Mechanical Analysis of high precision manipulator

Abstract

It is of great importance that high precision manipulators are well designed from a mechanical point of view. A thorough analysis of all mechanical aspects concerning an accurate manipulator will make a good basis for further design. This paper presents a new approach to mechanical analysis of high-precision manipulators. A typical six axis anthropomorphic manipulator configuration is chosen as a model for the analysis. The paper is divided into two main parts ; static deformation analysis and dynamic analysis. The static deformation analysis consists of three sub-parts ; link deformation, joint deformation and total mechanical deformation. A simple fixed beam deformation model is used to simulate every link.

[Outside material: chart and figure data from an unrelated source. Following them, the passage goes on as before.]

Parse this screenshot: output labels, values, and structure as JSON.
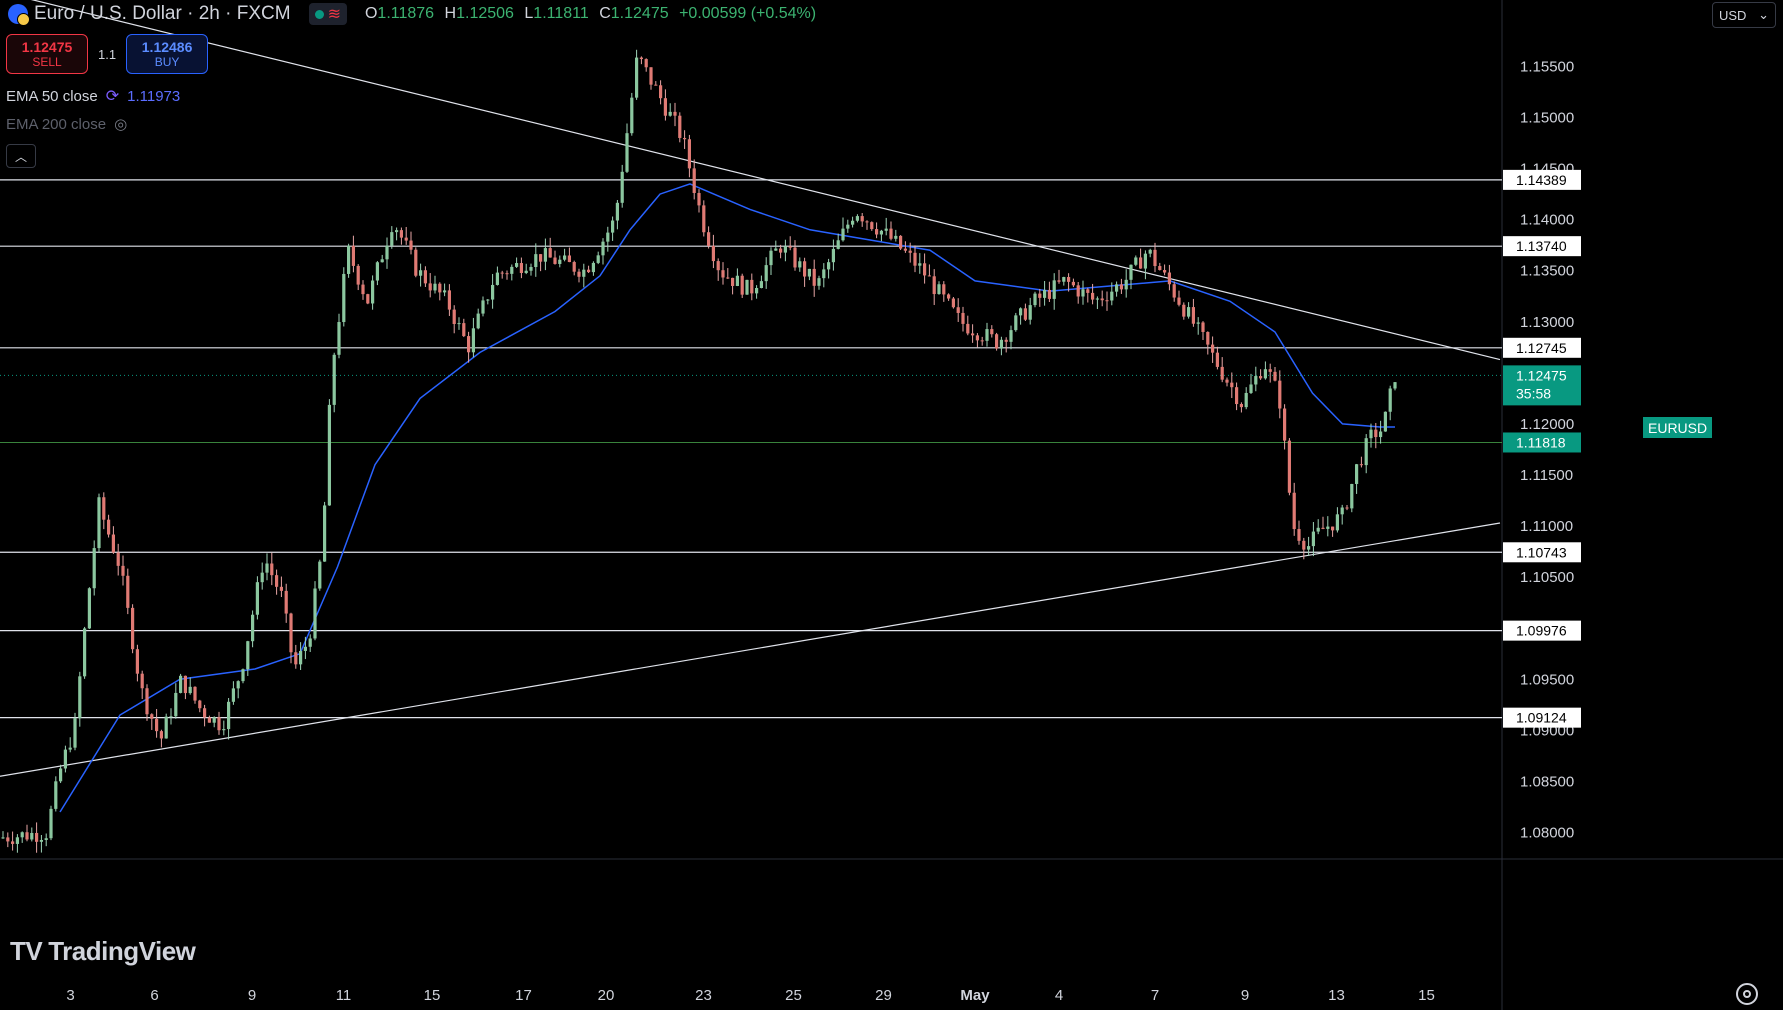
{
  "header": {
    "symbol_title": "Euro / U.S. Dollar · 2h · FXCM",
    "status_wave": "≋",
    "ohlc": {
      "o_label": "O",
      "o": "1.11876",
      "h_label": "H",
      "h": "1.12506",
      "l_label": "L",
      "l": "1.11811",
      "c_label": "C",
      "c": "1.12475",
      "change": "+0.00599 (+0.54%)"
    }
  },
  "trade": {
    "sell_price": "1.12475",
    "sell_label": "SELL",
    "spread": "1.1",
    "buy_price": "1.12486",
    "buy_label": "BUY"
  },
  "indicators": {
    "ema50_label": "EMA 50 close",
    "ema50_value": "1.11973",
    "ema200_label": "EMA 200 close"
  },
  "currency_selector": "USD",
  "brand": "TradingView",
  "colors": {
    "up": "#089981",
    "down": "#f23645",
    "ema50": "#2962ff",
    "line": "#e0e3eb",
    "bg": "#000000",
    "support_green": "#4caf50"
  },
  "chart_data": {
    "type": "candlestick",
    "symbol": "EURUSD",
    "timeframe": "2h",
    "ylim": [
      1.0775,
      1.1615
    ],
    "y_ticks": [
      "1.15500",
      "1.15000",
      "1.14500",
      "1.14000",
      "1.13500",
      "1.13000",
      "1.12500",
      "1.12000",
      "1.11500",
      "1.11000",
      "1.10500",
      "1.10000",
      "1.09500",
      "1.09000",
      "1.08500",
      "1.08000"
    ],
    "x_tick_labels": [
      "3",
      "6",
      "9",
      "11",
      "15",
      "17",
      "20",
      "23",
      "25",
      "29",
      "May",
      "4",
      "7",
      "9",
      "13",
      "15"
    ],
    "horizontal_levels": [
      {
        "label": "1.14389",
        "value": 1.14389
      },
      {
        "label": "1.13740",
        "value": 1.1374
      },
      {
        "label": "1.12745",
        "value": 1.12745
      },
      {
        "label": "1.11818",
        "value": 1.11818,
        "highlight": true
      },
      {
        "label": "1.10743",
        "value": 1.10743
      },
      {
        "label": "1.09976",
        "value": 1.09976
      },
      {
        "label": "1.09124",
        "value": 1.09124
      }
    ],
    "last_price": {
      "symbol": "EURUSD",
      "value": "1.12475",
      "countdown": "35:58",
      "numeric": 1.12475
    },
    "trendlines": [
      {
        "name": "descending-resistance",
        "points": [
          [
            0.0,
            1.1623
          ],
          [
            1.0,
            1.1263
          ]
        ]
      },
      {
        "name": "ascending-support",
        "points": [
          [
            0.0,
            1.0855
          ],
          [
            1.0,
            1.1103
          ]
        ]
      }
    ],
    "price_path": [
      [
        0.0,
        1.0795
      ],
      [
        0.031,
        1.08
      ],
      [
        0.04,
        1.086
      ],
      [
        0.05,
        1.0905
      ],
      [
        0.058,
        1.102
      ],
      [
        0.066,
        1.112
      ],
      [
        0.08,
        1.106
      ],
      [
        0.094,
        1.094
      ],
      [
        0.107,
        1.089
      ],
      [
        0.121,
        1.095
      ],
      [
        0.134,
        1.092
      ],
      [
        0.148,
        1.0905
      ],
      [
        0.161,
        1.096
      ],
      [
        0.176,
        1.107
      ],
      [
        0.188,
        1.103
      ],
      [
        0.196,
        1.096
      ],
      [
        0.206,
        1.099
      ],
      [
        0.215,
        1.108
      ],
      [
        0.221,
        1.125
      ],
      [
        0.232,
        1.137
      ],
      [
        0.245,
        1.132
      ],
      [
        0.262,
        1.14
      ],
      [
        0.278,
        1.135
      ],
      [
        0.298,
        1.132
      ],
      [
        0.312,
        1.1275
      ],
      [
        0.33,
        1.1345
      ],
      [
        0.36,
        1.1365
      ],
      [
        0.39,
        1.135
      ],
      [
        0.41,
        1.14
      ],
      [
        0.425,
        1.156
      ],
      [
        0.44,
        1.152
      ],
      [
        0.455,
        1.148
      ],
      [
        0.468,
        1.14
      ],
      [
        0.48,
        1.135
      ],
      [
        0.5,
        1.133
      ],
      [
        0.52,
        1.1375
      ],
      [
        0.545,
        1.1335
      ],
      [
        0.57,
        1.141
      ],
      [
        0.595,
        1.138
      ],
      [
        0.615,
        1.135
      ],
      [
        0.64,
        1.13
      ],
      [
        0.665,
        1.128
      ],
      [
        0.69,
        1.132
      ],
      [
        0.71,
        1.134
      ],
      [
        0.73,
        1.132
      ],
      [
        0.75,
        1.134
      ],
      [
        0.765,
        1.137
      ],
      [
        0.78,
        1.1335
      ],
      [
        0.795,
        1.13
      ],
      [
        0.815,
        1.125
      ],
      [
        0.828,
        1.122
      ],
      [
        0.843,
        1.126
      ],
      [
        0.853,
        1.1225
      ],
      [
        0.862,
        1.11
      ],
      [
        0.872,
        1.108
      ],
      [
        0.88,
        1.1095
      ],
      [
        0.895,
        1.111
      ],
      [
        0.905,
        1.116
      ],
      [
        0.915,
        1.119
      ],
      [
        0.922,
        1.1195
      ],
      [
        0.93,
        1.1248
      ]
    ],
    "ema50_path": [
      [
        0.04,
        1.082
      ],
      [
        0.08,
        1.0915
      ],
      [
        0.12,
        1.095
      ],
      [
        0.17,
        1.096
      ],
      [
        0.2,
        1.0975
      ],
      [
        0.225,
        1.106
      ],
      [
        0.25,
        1.116
      ],
      [
        0.28,
        1.1225
      ],
      [
        0.32,
        1.127
      ],
      [
        0.37,
        1.131
      ],
      [
        0.4,
        1.1345
      ],
      [
        0.42,
        1.139
      ],
      [
        0.44,
        1.1425
      ],
      [
        0.46,
        1.1435
      ],
      [
        0.5,
        1.141
      ],
      [
        0.54,
        1.139
      ],
      [
        0.58,
        1.138
      ],
      [
        0.62,
        1.137
      ],
      [
        0.65,
        1.134
      ],
      [
        0.7,
        1.133
      ],
      [
        0.74,
        1.1335
      ],
      [
        0.78,
        1.134
      ],
      [
        0.82,
        1.132
      ],
      [
        0.85,
        1.129
      ],
      [
        0.875,
        1.123
      ],
      [
        0.895,
        1.12
      ],
      [
        0.92,
        1.1197
      ],
      [
        0.93,
        1.1197
      ]
    ]
  }
}
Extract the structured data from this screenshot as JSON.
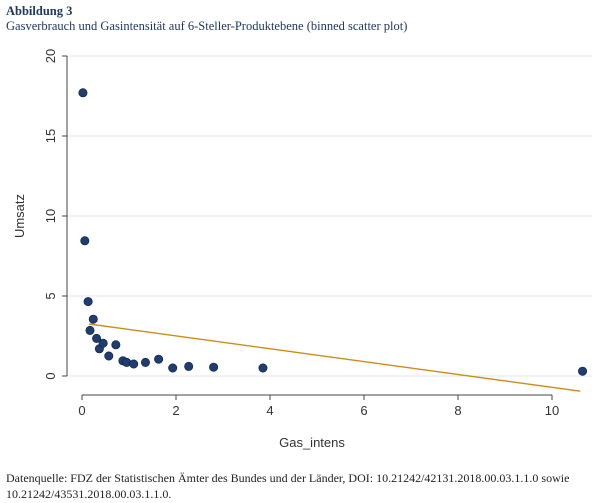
{
  "figure": {
    "label": "Abbildung 3",
    "title": "Gasverbrauch und Gasintensität auf 6-Steller-Produktebene (binned scatter plot)",
    "source": "Datenquelle: FDZ der Statistischen Ämter des Bundes und der Länder, DOI: 10.21242/42131.2018.00.03.1.1.0 sowie 10.21242/43531.2018.00.03.1.1.0."
  },
  "colors": {
    "points": "#1f3d6e",
    "fit_line": "#d08a16",
    "grid": "#e4e4e4",
    "axis": "#444444"
  },
  "chart_data": {
    "type": "scatter",
    "title": "",
    "xlabel": "Gas_intens",
    "ylabel": "Umsatz",
    "xlim": [
      0,
      10.8
    ],
    "ylim": [
      0,
      20
    ],
    "xticks": [
      0,
      2,
      4,
      6,
      8,
      10
    ],
    "yticks": [
      0,
      5,
      10,
      15,
      20
    ],
    "grid": "horizontal",
    "points": [
      {
        "x": 0.02,
        "y": 17.7
      },
      {
        "x": 0.06,
        "y": 8.45
      },
      {
        "x": 0.13,
        "y": 4.65
      },
      {
        "x": 0.17,
        "y": 2.85
      },
      {
        "x": 0.24,
        "y": 3.55
      },
      {
        "x": 0.31,
        "y": 2.35
      },
      {
        "x": 0.37,
        "y": 1.7
      },
      {
        "x": 0.45,
        "y": 2.05
      },
      {
        "x": 0.57,
        "y": 1.25
      },
      {
        "x": 0.72,
        "y": 1.95
      },
      {
        "x": 0.87,
        "y": 0.95
      },
      {
        "x": 0.95,
        "y": 0.85
      },
      {
        "x": 1.1,
        "y": 0.75
      },
      {
        "x": 1.35,
        "y": 0.85
      },
      {
        "x": 1.63,
        "y": 1.05
      },
      {
        "x": 1.93,
        "y": 0.5
      },
      {
        "x": 2.27,
        "y": 0.6
      },
      {
        "x": 2.8,
        "y": 0.55
      },
      {
        "x": 3.85,
        "y": 0.5
      },
      {
        "x": 10.65,
        "y": 0.3
      }
    ],
    "fit_line": {
      "x": [
        0.15,
        10.6
      ],
      "y": [
        3.25,
        -0.95
      ]
    }
  }
}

Both specific gravity and a load attached at the end of the beam is considered. By varying material, outer dimensions and wall thickness it is possible to determine optimal values. Looking at the whole structure with an attacking force at the end, it is possible to select appropriate motor/transmission combinations. Each combination represents compliance and combined with the arm compliance the total deformation can be found. The result shows that deformation due to compliance in the joints represents 97% of the total. Based on the result of the previous section, the dynamic model can be simplified significantly. The arm elements are supposed to be rigid and all the compliances are due to the joint deformation. This gives a coupled mass/spring system to be analysed. The resonance frequencies of the system are found through theoretical analysis and through simulation in a Finite Element based program for Dynamic analysis of Elastic Mechanisms (FEDEM) (Sintef Production Engineering 1993).